L’analisi della rinuncia a prestazioni sanitarie rappresenta uno degli indicatori più significativi per comprendere lo stato di equità ed efficacia del sistema sanitario italiano. I dati forniti, tratti dal sistema BES (Benessere Equo e Sostenibile) dell’ISTAT, coprono il periodo 2017–2023 e mostrano l’evoluzione percentuale delle persone che dichiarano di aver rinunciato a cure mediche pur avendone bisogno. Questo fenomeno, legato a fattori economici, organizzativi e territoriali, ha subito variazioni rilevanti soprattutto in concomitanza con la pandemia da COVID-19 e negli anni successivi.

Nel periodo pre-pandemico (2017–2019), i livelli di rinuncia alle cure risultano relativamente contenuti e, in molti casi, in lieve diminuzione. Regioni del Nord come Piemonte (dal 6,7% al 5,7%), Lombardia (stabile intorno al 5,4%) ed Emilia-Romagna (in calo fino al 4,2%) evidenziano una certa stabilità e, in alcuni casi, miglioramenti nell’accesso ai servizi sanitari. Tuttavia, già in questa fase emergono forti disparità territoriali: nel Mezzogiorno i valori risultano sistematicamente più elevati, con Puglia (11,8% nel 2017), Calabria (12,2%) e Sardegna (12,5%) che segnalano una maggiore difficoltà di accesso alle cure. Questo divario riflette differenze strutturali nei sistemi sanitari regionali, nella disponibilità di servizi e nelle condizioni socioeconomiche della popolazione.

L’anno 2020 rappresenta una discontinuità evidente. In quasi tutte le regioni si registra un forte aumento della rinuncia alle prestazioni sanitarie. Il Piemonte passa dal 5,7% al 10,5%, la Lombardia dal 5,4% al 10%, l’Emilia-Romagna dal 4,2% al 10,2%. Anche nelle regioni meridionali, sebbene con dinamiche meno uniformi, si osservano variazioni significative.

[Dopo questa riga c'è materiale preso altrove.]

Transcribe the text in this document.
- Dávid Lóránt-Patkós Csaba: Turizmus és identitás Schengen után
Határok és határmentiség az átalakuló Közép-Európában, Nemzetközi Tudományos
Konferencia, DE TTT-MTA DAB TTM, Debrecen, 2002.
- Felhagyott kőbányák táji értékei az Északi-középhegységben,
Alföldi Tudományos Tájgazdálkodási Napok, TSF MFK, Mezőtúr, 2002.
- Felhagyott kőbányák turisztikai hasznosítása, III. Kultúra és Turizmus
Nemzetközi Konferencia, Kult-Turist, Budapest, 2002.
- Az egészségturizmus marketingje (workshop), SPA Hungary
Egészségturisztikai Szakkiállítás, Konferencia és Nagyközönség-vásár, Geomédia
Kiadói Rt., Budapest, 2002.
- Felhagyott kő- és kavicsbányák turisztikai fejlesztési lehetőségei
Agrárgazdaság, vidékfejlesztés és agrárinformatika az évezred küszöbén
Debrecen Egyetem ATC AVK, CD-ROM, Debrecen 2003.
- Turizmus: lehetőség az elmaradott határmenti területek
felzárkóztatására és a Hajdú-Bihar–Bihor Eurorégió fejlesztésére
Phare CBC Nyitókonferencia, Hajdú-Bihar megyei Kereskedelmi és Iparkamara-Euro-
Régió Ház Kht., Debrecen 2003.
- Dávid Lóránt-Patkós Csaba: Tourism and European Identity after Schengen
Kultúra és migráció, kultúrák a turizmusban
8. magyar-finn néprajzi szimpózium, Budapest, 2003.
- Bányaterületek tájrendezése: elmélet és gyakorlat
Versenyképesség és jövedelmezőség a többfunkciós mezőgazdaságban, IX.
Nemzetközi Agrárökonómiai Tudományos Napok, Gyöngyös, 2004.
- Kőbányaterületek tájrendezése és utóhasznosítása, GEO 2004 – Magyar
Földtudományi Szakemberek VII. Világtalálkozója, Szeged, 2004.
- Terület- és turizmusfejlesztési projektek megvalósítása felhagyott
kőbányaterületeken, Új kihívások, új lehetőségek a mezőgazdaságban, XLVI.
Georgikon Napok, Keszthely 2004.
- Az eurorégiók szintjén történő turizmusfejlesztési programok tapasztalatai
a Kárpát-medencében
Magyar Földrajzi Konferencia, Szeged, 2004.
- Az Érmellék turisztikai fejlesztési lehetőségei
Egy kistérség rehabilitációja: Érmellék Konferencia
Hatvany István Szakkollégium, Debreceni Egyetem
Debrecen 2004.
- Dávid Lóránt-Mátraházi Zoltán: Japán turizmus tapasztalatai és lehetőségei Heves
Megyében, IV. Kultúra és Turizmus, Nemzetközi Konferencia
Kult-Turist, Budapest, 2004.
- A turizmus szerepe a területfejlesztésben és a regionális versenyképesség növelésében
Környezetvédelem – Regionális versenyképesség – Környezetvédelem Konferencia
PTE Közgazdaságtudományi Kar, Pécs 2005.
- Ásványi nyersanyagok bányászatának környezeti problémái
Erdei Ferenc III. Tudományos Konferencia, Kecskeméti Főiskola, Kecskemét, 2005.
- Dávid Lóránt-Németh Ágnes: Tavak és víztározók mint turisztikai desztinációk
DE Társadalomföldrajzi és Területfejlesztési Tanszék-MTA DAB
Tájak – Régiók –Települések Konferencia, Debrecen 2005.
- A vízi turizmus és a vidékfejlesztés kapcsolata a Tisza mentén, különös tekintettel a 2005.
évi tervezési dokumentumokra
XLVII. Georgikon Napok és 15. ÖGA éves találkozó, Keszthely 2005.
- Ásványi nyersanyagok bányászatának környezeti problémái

Questo incremento è chiaramente collegato all’impatto della pandemia: la sospensione delle attività sanitarie non urgenti, la saturazione delle strutture ospedaliere e il timore dei cittadini di recarsi in ambito sanitario hanno contribuito a ridurre drasticamente l’accesso alle cure.

Nel 2021 il fenomeno raggiunge il suo picco in molte regioni. In Lombardia si arriva al 12,2%, in Piemonte all’11,6%, in Umbria al 13% e nel Lazio al 13,2%. Ancora più marcati sono i livelli in alcune regioni del Sud: Abruzzo (13,8%), Molise (13,2%) e soprattutto Sardegna (18,3%), che rappresenta il valore più alto dell’intero periodo considerato. Questo dato evidenzia come gli effetti della pandemia non siano stati solo temporanei, ma abbiano avuto ripercussioni prolungate sull’accessibilità dei servizi sanitari. Le liste d’attesa accumulate, le difficoltà organizzative e la carenza di personale sanitario hanno continuato a incidere anche oltre la fase più acuta dell’emergenza.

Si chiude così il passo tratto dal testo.